Un champ de recherches qu’elle ne cesse d’explorer depuis sa thèse. “Je m’intéresse à l’adaptation de contenus scénaristiques en fonction d’un profil dynamique de l’utilisateur et, plus particulièrement, aux environnements virtuels dédiés à la formation. Comme il s’agit d’apprenants, je travaille notamment sur l’adaptation des contenus pédagogiques et de la narration. En un mot : comment va-t-on mettre en scène des situations d’apprentissage en réalité virtuelle (RV)”, explique Domitile Lourdeaux.
Les domaines d’application sont divers et les projets passés ou en cours l’attestent. Il y a eu Victeams sur la formation de “leaders médicaux”, projet financé par l’ANR et la Direction générale des armées (DGA) et en cours Orchestra a ainsi qu’Infinity¹, un projet européen impliquant onze pays et vingt partenaires dont Manzalab, coordonnés par Airbus Defense and Space. Le premier a été lancé en novembre 2019 grâce à un financement de la DGA et a pour partenaires Réviatech, Thalès ainsi que CASPOA, un centre d’excellence de l’OTAN, le second en juin 2020 ; les deux pour une durée de trois ans.

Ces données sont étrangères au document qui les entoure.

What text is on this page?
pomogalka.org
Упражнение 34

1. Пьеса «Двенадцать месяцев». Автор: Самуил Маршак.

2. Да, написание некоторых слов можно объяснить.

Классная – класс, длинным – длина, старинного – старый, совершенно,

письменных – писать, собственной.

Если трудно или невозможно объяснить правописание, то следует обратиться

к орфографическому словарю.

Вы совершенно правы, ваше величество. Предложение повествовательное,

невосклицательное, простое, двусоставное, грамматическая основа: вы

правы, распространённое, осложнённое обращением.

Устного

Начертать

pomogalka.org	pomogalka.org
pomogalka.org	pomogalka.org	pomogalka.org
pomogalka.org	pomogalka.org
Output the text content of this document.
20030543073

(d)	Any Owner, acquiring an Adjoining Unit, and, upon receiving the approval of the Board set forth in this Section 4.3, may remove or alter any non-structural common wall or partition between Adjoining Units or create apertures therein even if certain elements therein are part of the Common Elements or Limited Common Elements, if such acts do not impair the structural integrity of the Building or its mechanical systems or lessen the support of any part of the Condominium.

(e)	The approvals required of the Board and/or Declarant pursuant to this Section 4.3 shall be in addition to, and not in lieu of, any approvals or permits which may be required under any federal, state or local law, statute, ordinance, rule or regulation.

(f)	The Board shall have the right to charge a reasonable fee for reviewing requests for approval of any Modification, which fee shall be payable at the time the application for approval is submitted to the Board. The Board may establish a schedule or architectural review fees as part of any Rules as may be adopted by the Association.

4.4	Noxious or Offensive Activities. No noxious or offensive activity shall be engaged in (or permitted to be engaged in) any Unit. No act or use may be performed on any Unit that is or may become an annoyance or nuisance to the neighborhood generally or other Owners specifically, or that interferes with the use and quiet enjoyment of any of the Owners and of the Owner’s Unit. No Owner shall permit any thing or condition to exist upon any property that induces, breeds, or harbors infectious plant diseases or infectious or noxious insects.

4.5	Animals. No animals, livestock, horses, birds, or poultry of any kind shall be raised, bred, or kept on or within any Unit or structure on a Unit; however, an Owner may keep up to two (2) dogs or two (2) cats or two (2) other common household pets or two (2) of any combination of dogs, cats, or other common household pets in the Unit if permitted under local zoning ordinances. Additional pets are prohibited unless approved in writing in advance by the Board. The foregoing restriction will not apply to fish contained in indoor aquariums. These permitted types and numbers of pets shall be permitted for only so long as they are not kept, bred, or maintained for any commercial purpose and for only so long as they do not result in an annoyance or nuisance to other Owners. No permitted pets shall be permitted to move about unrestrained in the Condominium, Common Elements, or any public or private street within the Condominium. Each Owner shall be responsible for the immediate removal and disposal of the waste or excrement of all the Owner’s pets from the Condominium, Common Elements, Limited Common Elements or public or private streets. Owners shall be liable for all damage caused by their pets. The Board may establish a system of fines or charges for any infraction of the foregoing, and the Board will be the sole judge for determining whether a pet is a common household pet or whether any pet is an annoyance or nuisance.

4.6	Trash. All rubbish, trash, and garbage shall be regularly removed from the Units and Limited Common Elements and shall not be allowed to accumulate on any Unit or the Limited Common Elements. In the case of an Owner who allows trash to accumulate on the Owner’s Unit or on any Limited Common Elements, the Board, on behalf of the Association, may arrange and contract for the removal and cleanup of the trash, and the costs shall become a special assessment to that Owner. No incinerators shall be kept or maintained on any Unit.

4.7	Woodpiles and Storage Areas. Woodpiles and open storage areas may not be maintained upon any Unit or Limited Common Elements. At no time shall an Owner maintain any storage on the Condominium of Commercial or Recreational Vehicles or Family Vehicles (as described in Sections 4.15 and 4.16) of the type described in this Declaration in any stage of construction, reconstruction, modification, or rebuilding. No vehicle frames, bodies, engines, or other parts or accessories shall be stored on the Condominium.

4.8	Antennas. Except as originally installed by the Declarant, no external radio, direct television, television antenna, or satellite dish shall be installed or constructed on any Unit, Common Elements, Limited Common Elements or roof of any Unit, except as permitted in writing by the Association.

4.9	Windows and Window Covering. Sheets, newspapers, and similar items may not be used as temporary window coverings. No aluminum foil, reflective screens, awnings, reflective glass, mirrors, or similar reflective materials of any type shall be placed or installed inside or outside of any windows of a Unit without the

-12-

“Orchestraa vise à former des leaders en commandement aérien dans des centres d’opérations aériennes militaires. Il y a environ quarante personnes dans la salle qui coordonnent des opérations militaires. L’apprenant est doté d’un casque de RV et interagit avec son équipe constituée de personnages virtuels autonomes ; ces derniers étant en lien avec des pilotes de chasse, d’hélicoptères, des drones, etc. Ils vont donc jouer un scénario prévu plusieurs jours à l’avance mais le jour J, il peut y avoir des aléas perturbant le scénario d’origine et qu’ils doivent pouvoir gérer. Il peut s’agir de demandes d’appui aérien imprévues initialement ou d’un avion qui se crashe, auquel cas il faut aller sauver les pilotes au sol. Ces aléas vont nécessiter une réallocation des moyens créant, in fine, une réaction en chaîne impactant toute l’opération. Dans ce cas de figure, l’adaptation concerne la difficulté du scénario qui va croissant en fonction de ce que l’apprenant est capable de gérer. Ce qui lui demandera de faire preuve de compétences progressives”, détaille-t-elle.
Infinity pour sa part concerne un tout autre domaine. Ce projet européen d’envergure vise à fournir des outils — intelligence artificielle, RV pour la visualisation et l’analyse des données — afin d’améliorer la collaboration des polices européennes dans les enquêtes menées contre la cybercriminalité et le terrorisme. “Nous avons trois cas d’usages : analyse du comportement des cyberattaques lors d’un événement en cours, analyse rapide au lendemain d’un attentat terroriste et enfin les menaces hybrides, résultat de la convergence du cyberterrorisme et du terrorisme”, précise Domitile Lourdeaux.
Projet dans lequel Heudiasyc est leader d’un outil de monitoring sur les préconisations destinées à garantir le bien-être des policiers utilisant la RV, une technologie qui provoque, en effet, des effets secondaires dus aux casques (cybersickness ou mal du simulateur, fatigue visuelle) et peut également générer une surcharge cognitive et du stress liés aux tâches à accomplir en RV. “Dans ce projet, on se concentre sur les effets secondaires. On essaie de les mesurer en temps réel pendant que les utilisateurs ont le casque sur la tête afin de poser un diagnostic sur leur état. Nous nous intéressons à “trois états” en particulier : le cybersickness commun à tout utilisateur de casque RV, la charge mentale liée à la complexité de la tâche et le stress et ses multiples causes. Pour détecter ces effets secondaires, nous utilisons des senseurs physiologiques (électrocardiogramme, activité électrodermale, oculométrie et pupillométrie), les données comportementales (efficacité à la tâche) et des questionnaires”, souligne Alexis Souchet postdoc au sein d’Heudiasyc.
La réalité virtuelle pose cependant des problèmes juridiques et éthiques. “Les industriels vont mettre à disposition des gens des outils de RV sans prendre en compte les impacts néfastes pour leur santé. Un vrai problème lorsque l’on connaît l’explosion de la vente de casques, passée de 5 millions d’unités en 2014 à 68 millions en 2020”, conclut Domitile Lourdeaux.